The push to provide global broadband internet from space has launched a new kind of 21st-century space race, and Amazon may be about to take the lead. The company recently filed paperwork with the U.S. government to launch thousands of satellites as part of Project Kuiper.
Amazon filed the application with the FCC on July 4, CNET reported. The internet giant requested permission to “launch and operate a non-geostationary satellite orbit system using Ka−band frequencies.” Project Kuiper will use 3,236 satellites orbiting 366 to 391 miles above Earth to provide broadband internet globally. The satellites will de-orbit after 10 years to reduce the effects of space debris, according to Geekwire.
“Amazon’s mission is to be Earth’s most customer-centric company, and the Kuiper System is one of our ambitious projects to fulfill this mission,” the filing stated. “The Kuiper System will deliver satellite broadband communications services to tens of millions of unserved and underserved consumers and businesses in the United States and around the globe.”
An Amazon spokesperson called submitting the application to the FCC “the first step” in an email to CNET. “Next, the FCC will thoroughly review our application and we look forward to working with them throughout this process.”

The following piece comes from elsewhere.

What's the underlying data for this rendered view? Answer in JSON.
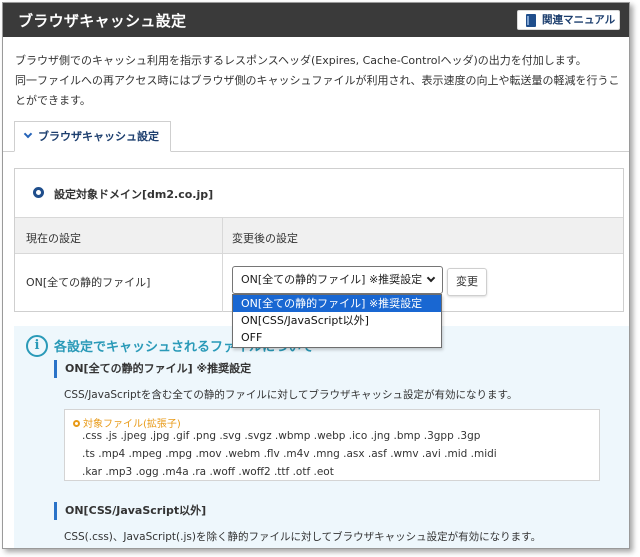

If approved, Amazon’s satellites will join those launched by SpaceX’s Starlink project back in May. According to Technology Review, Amazon’s filing lists Kuiper’s president as a former Starlink engineer who was reportedly fired by Elon Musk in a SpaceX reorganization. Both companies followed billionaire Richard Branson, whose company OneWeb launched satellites for a high-speed internet space project in February.
SpaceX has permission to fly 12,000 small satellites by 2027, and Technology Review reported an estimated 1,100 satellites could be launching each year by 2025.